Bien sûr, on pourra toujours dire qu’il y avait eu la guerre et donc qu’il y avait tout a reconstruire. Dans le cas présent, avec la crise, il y aura beaucoup à reconstruire demain. Mais ce qu’il est important de constater c’est que, suite à cette période, il y a eu un retournement que l’on situe depuis le début des années 80 avec ce que l’on appelle la mondialisation, entraînant déréglementation, mise en concurrence des états, des systèmes fiscaux et sociaux. Nous constatons donc un mouvement de repli des conservateurs, qui emploient les mêmes arguments que leurs ancêtres du XIXème siècle, qui disaient « trop de charges tuent l’emploi », « trop d’impôt tue l’emploi », etc. Donc on a finalement une forme de répétition, dans un contexte différent, mais les arguments sont souvent à peu près les mêmes, notamment de la part du Medef et de tout ceux qui sont associés à ces idées-là, à savoir que tout cela va tuer l’emploi et va tuer la croissance économique.

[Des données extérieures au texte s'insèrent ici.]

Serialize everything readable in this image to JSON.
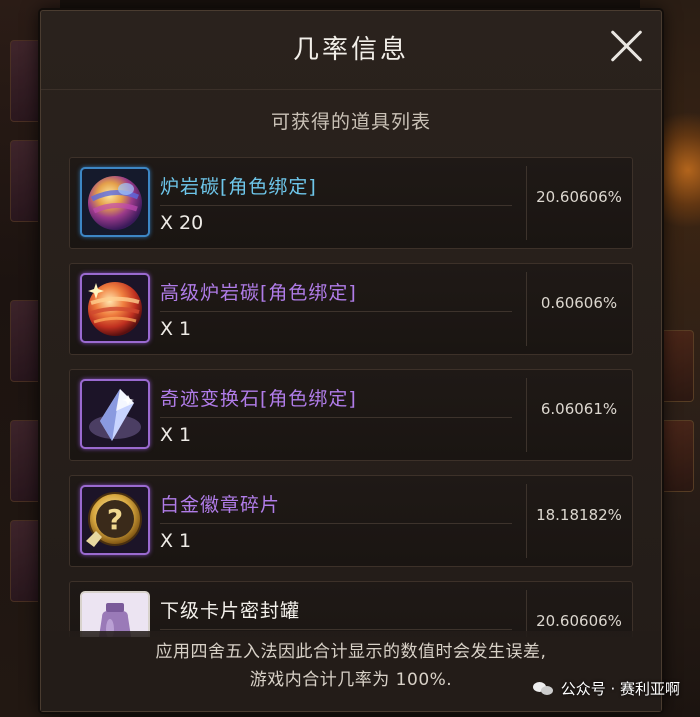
{
  "modal": {
    "title": "几率信息",
    "subtitle": "可获得的道具列表"
  },
  "items": [
    {
      "name": "炉岩碳[角色绑定]",
      "qty": "X 20",
      "rate": "20.60606%",
      "name_color": "blue",
      "icon": "lava-orb-icon"
    },
    {
      "name": "高级炉岩碳[角色绑定]",
      "qty": "X 1",
      "rate": "0.60606%",
      "name_color": "purple",
      "icon": "advanced-lava-orb-icon"
    },
    {
      "name": "奇迹变换石[角色绑定]",
      "qty": "X 1",
      "rate": "6.06061%",
      "name_color": "purple",
      "icon": "crystal-icon"
    },
    {
      "name": "白金徽章碎片",
      "qty": "X 1",
      "rate": "18.18182%",
      "name_color": "purple",
      "icon": "mystery-badge-icon"
    },
    {
      "name": "下级卡片密封罐",
      "qty": "",
      "rate": "20.60606%",
      "name_color": "white",
      "icon": "sealed-jar-icon"
    }
  ],
  "footer": {
    "line1": "应用四舍五入法因此合计显示的数值时会发生误差,",
    "line2": "游戏内合计几率为 100%."
  },
  "watermark": "公众号 · 赛利亚啊"
}
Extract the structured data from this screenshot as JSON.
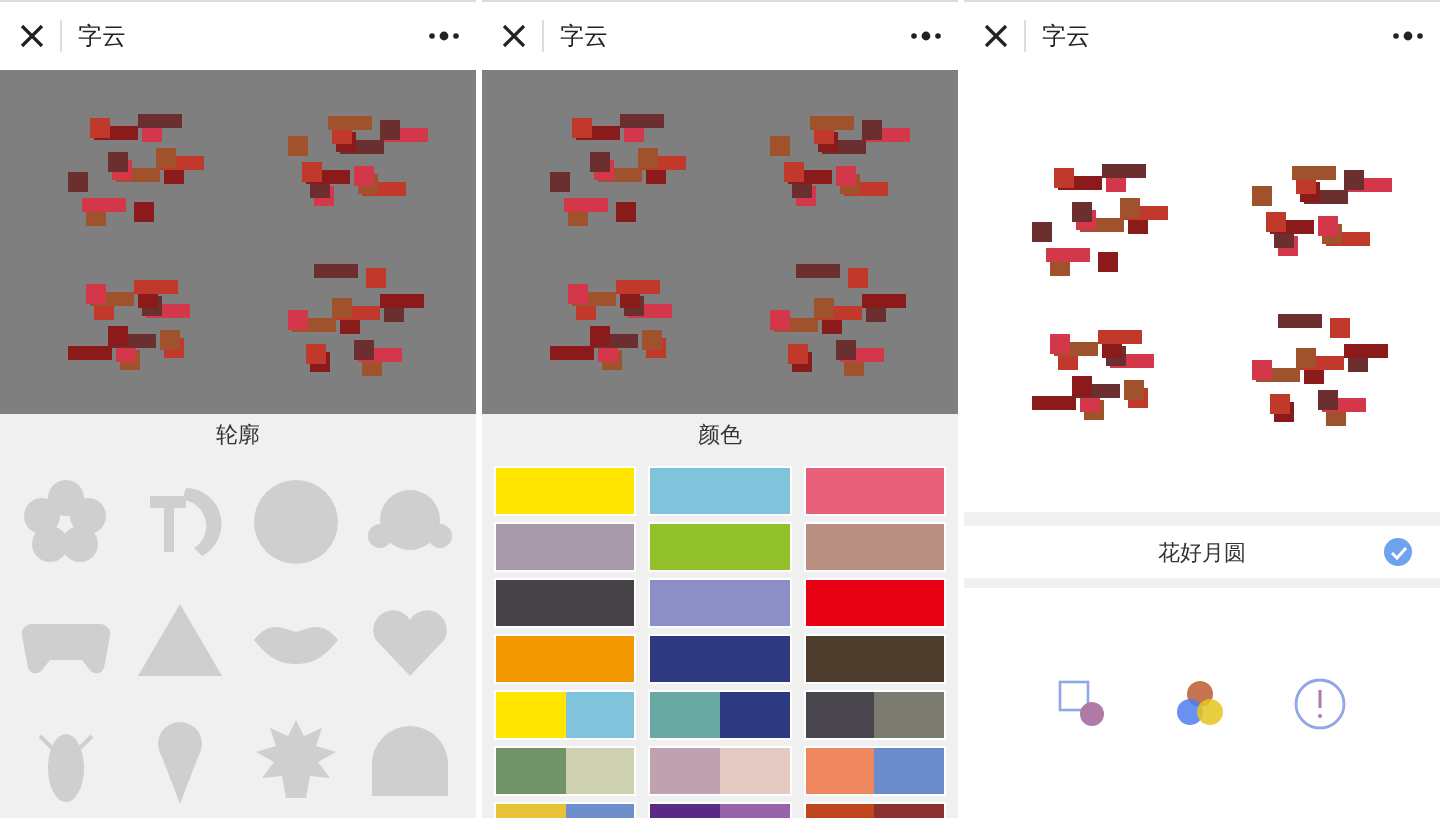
{
  "panels": [
    {
      "kind": "outline",
      "header": {
        "title": "字云"
      },
      "section_label": "轮廓"
    },
    {
      "kind": "colors",
      "header": {
        "title": "字云"
      },
      "section_label": "颜色",
      "palettes": [
        {
          "parts": [
            {
              "color": "#ffe600"
            }
          ]
        },
        {
          "parts": [
            {
              "color": "#7fc4da"
            }
          ]
        },
        {
          "parts": [
            {
              "color": "#e8607a"
            }
          ]
        },
        {
          "parts": [
            {
              "color": "#a99aaa"
            }
          ]
        },
        {
          "parts": [
            {
              "color": "#92c02a"
            }
          ]
        },
        {
          "parts": [
            {
              "color": "#b88f82"
            }
          ]
        },
        {
          "parts": [
            {
              "color": "#474248"
            }
          ]
        },
        {
          "parts": [
            {
              "color": "#8b8fc6"
            }
          ]
        },
        {
          "parts": [
            {
              "color": "#e60012"
            }
          ]
        },
        {
          "parts": [
            {
              "color": "#f39800"
            }
          ]
        },
        {
          "parts": [
            {
              "color": "#2d3a82"
            }
          ]
        },
        {
          "parts": [
            {
              "color": "#4e3d2c"
            }
          ]
        },
        {
          "parts": [
            {
              "color": "#ffe600"
            },
            {
              "color": "#7fc4da"
            }
          ]
        },
        {
          "parts": [
            {
              "color": "#6aa8a4"
            },
            {
              "color": "#2d3a82"
            }
          ]
        },
        {
          "parts": [
            {
              "color": "#49454c"
            },
            {
              "color": "#7b7b72"
            }
          ]
        },
        {
          "parts": [
            {
              "color": "#729367"
            },
            {
              "color": "#cdd1b2"
            }
          ]
        },
        {
          "parts": [
            {
              "color": "#bea2b0"
            },
            {
              "color": "#e5cac4"
            }
          ]
        },
        {
          "parts": [
            {
              "color": "#ee8660"
            },
            {
              "color": "#6b8ccb"
            }
          ]
        },
        {
          "parts": [
            {
              "color": "#e9c337"
            },
            {
              "color": "#6f8fcc"
            }
          ]
        },
        {
          "parts": [
            {
              "color": "#5a2a84"
            },
            {
              "color": "#9a62aa"
            }
          ]
        },
        {
          "parts": [
            {
              "color": "#c0461e"
            },
            {
              "color": "#8b2f2f"
            }
          ]
        }
      ]
    },
    {
      "kind": "result",
      "header": {
        "title": "字云"
      },
      "text_item": {
        "label": "花好月圆",
        "checked": true
      }
    }
  ]
}
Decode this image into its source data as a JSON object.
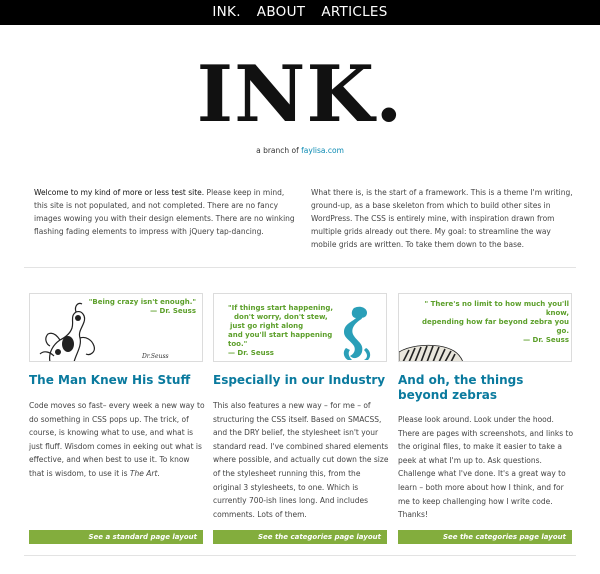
{
  "nav": {
    "items": [
      {
        "label": "INK."
      },
      {
        "label": "ABOUT"
      },
      {
        "label": "ARTICLES"
      }
    ]
  },
  "header": {
    "logo": "INK.",
    "branch_prefix": "a branch of",
    "branch_link": "faylisa.com"
  },
  "intro": {
    "left_strong": "Welcome to my kind of more or less test site.",
    "left_rest": " Please keep in mind, this site is not populated, and not completed. There are no fancy images wowing you with their design elements. There are no winking flashing fading elements to impress with jQuery tap-dancing.",
    "right": "What there is, is the start of a framework. This is a theme I'm writing, ground-up, as a base skeleton from which to build other sites in WordPress. The CSS is entirely mine, with inspiration drawn from multiple grids already out there. My goal: to streamline the way mobile grids are written. To take them down to the base."
  },
  "cards": [
    {
      "quote_lines": [
        "\"Being crazy isn't enough.\"",
        "— Dr. Seuss"
      ],
      "title": "The Man Knew His Stuff",
      "body_pre": "Code moves so fast– every week a new way to do something in CSS pops up. The trick, of course, is knowing what to use, and what is just fluff. Wisdom comes in eeking out what is effective, and when best to use it. To know that is wisdom, to use it is ",
      "body_em": "The Art",
      "body_post": ".",
      "button": "See a standard page layout"
    },
    {
      "quote_lines": [
        "\"If things start happening,",
        "don't worry, don't stew,",
        "just go right along",
        "and you'll start happening too.\"",
        "— Dr. Seuss"
      ],
      "title": "Especially in our Industry",
      "body_pre": "This also features a new way – for me – of structuring the CSS itself. Based on SMACSS, and the DRY belief, the stylesheet isn't your standard read. I've combined shared elements where possible, and actually cut down the size of the stylesheet running this, from the original 3 stylesheets, to one. Which is currently 700-ish lines long. And includes comments. Lots of them.",
      "body_em": "",
      "body_post": "",
      "button": "See the categories page layout"
    },
    {
      "quote_lines": [
        "\" There's no limit to how much you'll know,",
        "depending how far beyond zebra you go.",
        "— Dr. Seuss"
      ],
      "title": "And oh, the things beyond zebras",
      "body_pre": "Please look around. Look under the hood. There are pages with screenshots, and links to the original files, to make it easier to take a peek at what I'm up to. Ask questions. Challenge what I've done. It's a great way to learn – both more about how I think, and for me to keep challenging how I write code. Thanks!",
      "body_em": "",
      "body_post": "",
      "button": "See the categories page layout"
    }
  ],
  "colors": {
    "nav_bg": "#000000",
    "link": "#0a8ab3",
    "title": "#0a7a9e",
    "quote_green": "#5c9f2a",
    "button_green": "#83ad3d"
  }
}
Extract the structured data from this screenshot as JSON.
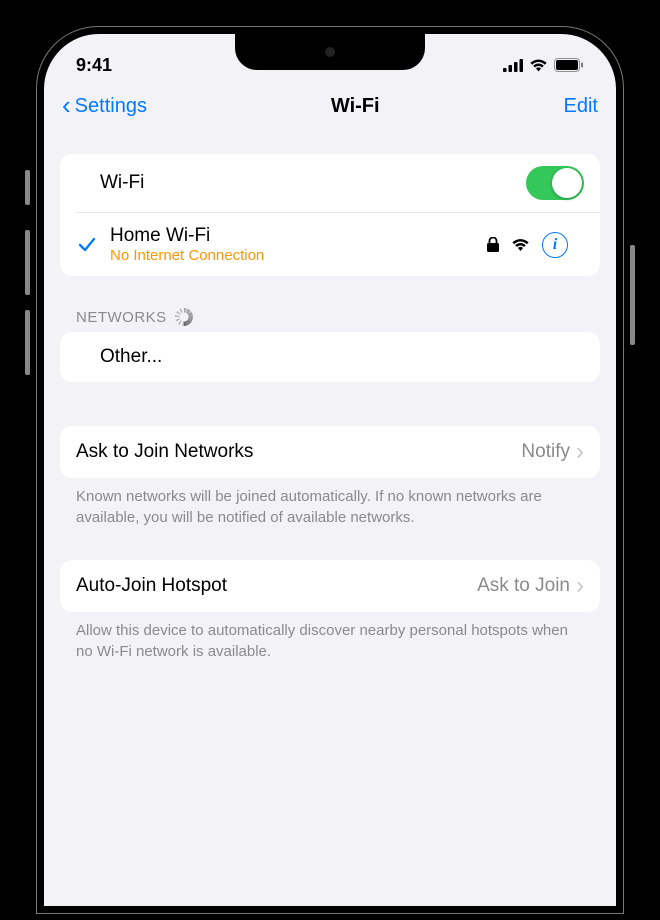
{
  "status_bar": {
    "time": "9:41"
  },
  "nav": {
    "back_label": "Settings",
    "title": "Wi-Fi",
    "edit_label": "Edit"
  },
  "wifi_toggle": {
    "label": "Wi-Fi",
    "on": true
  },
  "connected_network": {
    "name": "Home Wi-Fi",
    "status": "No Internet Connection"
  },
  "networks": {
    "header": "NETWORKS",
    "other_label": "Other..."
  },
  "ask_to_join": {
    "label": "Ask to Join Networks",
    "value": "Notify",
    "footer": "Known networks will be joined automatically. If no known networks are available, you will be notified of available networks."
  },
  "auto_join": {
    "label": "Auto-Join Hotspot",
    "value": "Ask to Join",
    "footer": "Allow this device to automatically discover nearby personal hotspots when no Wi-Fi network is available."
  }
}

Comment analyser les évolutions plus récentes ? Nous avons une interdépendance des économies, une plus grande liberté de circulation des capitaux et une plus grande rapidité de circulation de ces capitaux, ainsi qu’une globalisation économique et financière qui, en soi, nécessite que l’on se hisse à la hauteur des enjeux mais Jacques Cossart y reviendra. De plus, le choix est fait de laisser dans ce contexte-là des systèmes fiscaux nationaux. Il est fait sur la base d’une grille de lecture très simple consistant à dire « on va baisser les prélèvements obligatoires, les impôts d’une part, les cotisations sociales d’autres part » et « cette course à la baisse des prélèvements obligatoires permettra de dégager des profits », car « il est certain que les profit d’aujourd’hui sont les investissements de demain et les emplois d’après-demain ». Or aujourd’hui il est certain que l’on peut dire « les profits d’aujourd’hui sont les profits d’aujourd’hui » : il y a plutôt un recul de la part des investissements et en termes d’emploi il y a plutôt une hausse du chômage. On voit bien que cette globalisation financière n’a été finalement qu’une course au profit, grignotant au passage les systèmes sociaux hérités de la Libération. Au final, cela ne s’est pas traduit par de l’investissement. Au contraire, les entreprises importantes qui ont massivement bénéficié des réductions d’impôts sur les sociétés et des taxes professionnelles et qui ont également bénéficié de certaines niches fiscales de façon dérogatoire ont diminué d’environ 23 % leur part d’investissement entre 1998 et 2005.

Le mouvement est à peu près le même pour les particuliers car qui dit concurrence fiscale dit surtout allègement des impôts. Ceux qui touchent les entreprises, les grandes entreprises comme ceux qui touchent les particuliers. Et donc de même que l’on a assisté à une baisse de l’impôt sur les sociétés, on a assisté à une baisse des impôts sur le revenu. Cette baisse est le fruit de la réduction du nombre de tranches et une baisse des impositions. Au début des années 80, la tranche maximale d’imposition des impôts sur le revenu en France était de 65 %, elle est de 40 % aujourd’hui. On a donc une baisse qui mécaniquement a provoqué une hausse des inégalités. Ceux qui avaient beaucoup d’argent en ont reçu encore plus car ils payaient moins d’impôts. De ce fait, une catégorie sociale a eu satisfaction : celle des Français les plus riches.

Est-ce que cela a permis l’investissement ? Non. Au vu de ce qui s’est passé, cela a alimenté la capacité d’épargne et la spéculation des plus riches, cela a augmenté des inégalités mais cela n’a pas provoqué des investissements. On a calculé dans mon union syndicale que sur 10 ans ces baisses cumulées du barême ont coûté, sans parler pour l’instant des niches fiscales, environ 110 milliards d’euros. Aujourd’hui on cherche de l’argent. Les baisses d’impôts ont été massivement concentrées sur les plus riches, provoquant à la fois un manque à gagner et une augmentation des inégalités.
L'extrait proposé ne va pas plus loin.